Tuesday, September 13, 2011

It's Never Too Late . . .

Let’s say a system fix or enhancement is estimated to take from six months to one year to implement (that is, starting from the point in time when resources become available). Or a vendor has agreed to include a fix in some future release.  What’s a nothus miserum to do in the meantime? Muddle through manually? Cobble together some clerical work around?

When a tactical developer implements a solution, it is often with the intention of phasing out the tactical solution when the ‘real’ solution becomes available; that is, when the vendor has finally included the fix or feature, or when the request is eventually plucked from the IT job jar.

As often as not, and certainly too often, the development of the ‘real’ solution never gains legs, or meets with technical or political obstacles, or budget cuts, or shifting priorities, or simply the inability of IT to finish the last ten percent of the project, so that the tactical solution is eventually absorbed into the standard operating practice of the business. Over time, the operating terrain can become littered with tactical solutions, to the dismay of IT management, under whose watch the proliferation proceeded.

But take heart, Mr. CIO, for it’s never too late to assimilate tactical solutions into the mainstream system. Rather than shunning tactical solutions and their developers as the illegal aliens of the business application world, please consider adopting a policy of inclusion by providing them a path to integration.

This path may include refactoring some code, redesigning a few components, or adjusting at a few points of interface. Yet, the tactical developer will have already done the hard parts – working out the fine points of the users’ requirements, articulating the code, and providing you with the perfect model for the ‘real’ solution.  In fact, the hardest part of assimilation may be acknowledging the tactical solution at all (that is, admitting that some of the best ideas come from the field). But after all, savvy managers know that solutions are where you find them.

The benefits of tactical solutions need not be revisited here.  You can simply ask the man who owns one. But the benefits of assimilating them go beyond IT control and standardization.  The user community in general and the tactical developer in particular will exhibit a greater affinity toward the application, having had an active hand in its development and improvement.
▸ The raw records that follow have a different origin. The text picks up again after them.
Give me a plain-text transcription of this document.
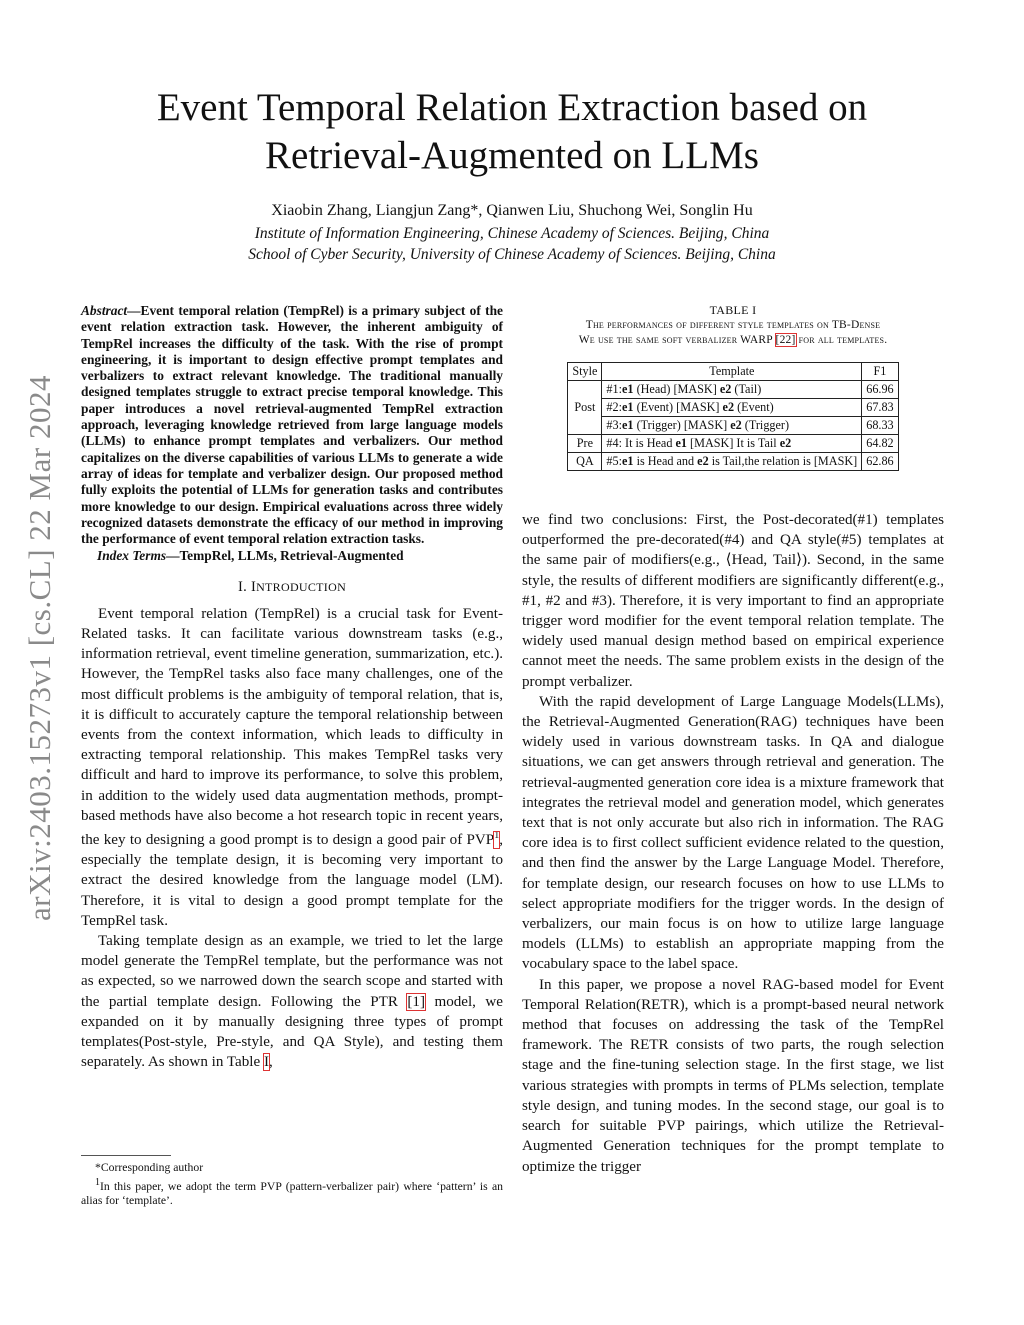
arXiv:2403.15273v1 [cs.CL] 22 Mar 2024
Event Temporal Relation Extraction based on
Retrieval-Augmented on LLMs
Xiaobin Zhang, Liangjun Zang*, Qianwen Liu, Shuchong Wei, Songlin Hu
Institute of Information Engineering, Chinese Academy of Sciences. Beijing, China
School of Cyber Security, University of Chinese Academy of Sciences. Beijing, China
Abstract—Event temporal relation (TempRel) is a primary subject of the event relation extraction task. However, the inherent ambiguity of TempRel increases the difficulty of the task. With the rise of prompt engineering, it is important to design effective prompt templates and verbalizers to extract relevant knowledge. The traditional manually designed templates struggle to extract precise temporal knowledge. This paper introduces a novel retrieval-augmented TempRel extraction approach, leveraging knowledge retrieved from large language models (LLMs) to enhance prompt templates and verbalizers. Our method capitalizes on the diverse capabilities of various LLMs to generate a wide array of ideas for template and verbalizer design. Our proposed method fully exploits the potential of LLMs for generation tasks and contributes more knowledge to our design. Empirical evaluations across three widely recognized datasets demonstrate the efficacy of our method in improving the performance of event temporal relation extraction tasks.
Index Terms—TempRel, LLMs, Retrieval-Augmented
I. INTRODUCTION

Event temporal relation (TempRel) is a crucial task for Event-Related tasks. It can facilitate various downstream tasks (e.g., information retrieval, event timeline generation, summarization, etc.). However, the TempRel tasks also face many challenges, one of the most difficult problems is the ambiguity of temporal relation, that is, it is difficult to accurately capture the temporal relationship between events from the context information, which leads to difficulty in extracting temporal relationship. This makes TempRel tasks very difficult and hard to improve its performance, to solve this problem, in addition to the widely used data augmentation methods, prompt-based methods have also become a hot research topic in recent years, the key to designing a good prompt is to design a good pair of PVP$^1$, especially the template design, it is becoming very important to extract the desired knowledge from the language model (LM). Therefore, it is vital to design a good prompt template for the TempRel task.

Taking template design as an example, we tried to let the large model generate the TempRel template, but the performance was not as expected, so we narrowed down the search scope and started with the partial template design. Following the PTR [1] model, we expanded on it by manually designing three types of prompt templates(Post-style, Pre-style, and QA Style), and testing them separately. As shown in Table I,

*Corresponding author
$^1$In this paper, we adopt the term PVP (pattern-verbalizer pair) where ‘pattern’ is an alias for ‘template’.
TABLE I
The performances of different style templates on TB-Dense
We use the same soft verbalizer WARP [22] for all templates.
Style	Template	F1
Post	#1:e1 (Head) [MASK] e2 (Tail)	66.96
	#2:e1 (Event) [MASK] e2 (Event)	67.83
	#3:e1 (Trigger) [MASK] e2 (Trigger)	68.33
Pre	#4: It is Head e1 [MASK] It is Tail e2	64.82
QA	#5:e1 is Head and e2 is Tail,the relation is [MASK]	62.86

we find two conclusions: First, the Post-decorated(#1) templates outperformed the pre-decorated(#4) and QA style(#5) templates at the same pair of modifiers(e.g., ⟨Head, Tail⟩). Second, in the same style, the results of different modifiers are significantly different(e.g., #1, #2 and #3). Therefore, it is very important to find an appropriate trigger word modifier for the event temporal relation template. The widely used manual design method based on empirical experience cannot meet the needs. The same problem exists in the design of the prompt verbalizer.

With the rapid development of Large Language Models(LLMs), the Retrieval-Augmented Generation(RAG) techniques have been widely used in various downstream tasks. In QA and dialogue situations, we can get answers through retrieval and generation. The retrieval-augmented generation core idea is a mixture framework that integrates the retrieval model and generation model, which generates text that is not only accurate but also rich in information. The RAG core idea is to first collect sufficient evidence related to the question, and then find the answer by the Large Language Model. Therefore, for template design, our research focuses on how to use LLMs to select appropriate modifiers for the trigger words. In the design of verbalizers, our main focus is on how to utilize large language models (LLMs) to establish an appropriate mapping from the vocabulary space to the label space.

In this paper, we propose a novel RAG-based model for Event Temporal Relation(RETR), which is a prompt-based neural network method that focuses on addressing the task of the TempRel framework. The RETR consists of two parts, the rough selection stage and the fine-tuning selection stage. In the first stage, we list various strategies with prompts in terms of PLMs selection, template style design, and tuning modes. In the second stage, our goal is to search for suitable PVP pairings, which utilize the Retrieval-Augmented Generation techniques for the prompt template to optimize the trigger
And, because the problem and its solution are well defined and well understood, the task of assimilation will not require a commitment of your top talent, and may offer the younger or newer developer an opportunity to work with the tactical developer, learn a bit about the business, take a tactical solution off-line and bring a short-term, low risk, high value project to completion.

Good software evolves. And with a little guidance, over time, incongruities can be resolved, standards can be met, and good business solutions can become good IT solutions as well. Sound like a plan?

New clubs, new course?

Two of the most valuable assets in a legacy system are the depth of understanding of the domain (the applications and their files, behaviors and quirks) and the mastery of skills using the associated tools that have accrued to their practitioners over time.
Loss of this knowledge and these skills are also two of the most underestimated costs of converting to a new system. Often, the level of skill needed to complete the transition cannot be attained within the time frame allowed for the conversion. That means that some of the problems and issues encountered during the implementation of the new system will be only partially solved, or not at all.
Consider the golfer who, with his old clubs and on his home course, can play at or close to par. Acquiring new clubs can present a short term setback. Time is required to accustom oneself to the idiosyncrasies of new ‘tools’, their weight, balance and action.
Consider further the golfer who is invited to play at a new, unfamiliar and difficult course. Should he take his old clubs or his new ones? Does he prefer to impress with his equipment or with his game?
If he believes his playmates will be impressed with what’s in his bag, and he doesn’t mind shooting 92, he should take the new clubs.  But if his game matters (and in business, it certainly should), then his old clubs may serve better. He can always make an excuse about the old clubs (the new ones are in the shop being polished), but is unlikely to get away with blaming a poor performance (as might any poor workman) on his new tools.
Legacy tools, and any trailing edge technologies, retain their value because of the seasoned professional hands in which they find themselves. The leader who insists that the new course be charted using only new tools increases the degree of difficulty of the task at hand, and hampers those charged with its completion. He also places his resources in the difficult position of having to use old tools surreptitiously.
An unenlightened leader may go as far as to characterize legacy tools as crutches, and their use as a symptom of fear or unwillingness to change.  The tactical developer (as well as the enlightened leader) is more concerned with performance than appearance, and knows well that chances of success improve dramatically when he undertakes a mission with both old and new tools at his disposal.
In the transition to a new system, the value of legacy domain expertise may be lost, but the skills in the use of legacy tools can serve deep into post-production, and can even be the ‘secret’ weapon that helps pave the way to success. Of course, this is no secret to the tactical developer.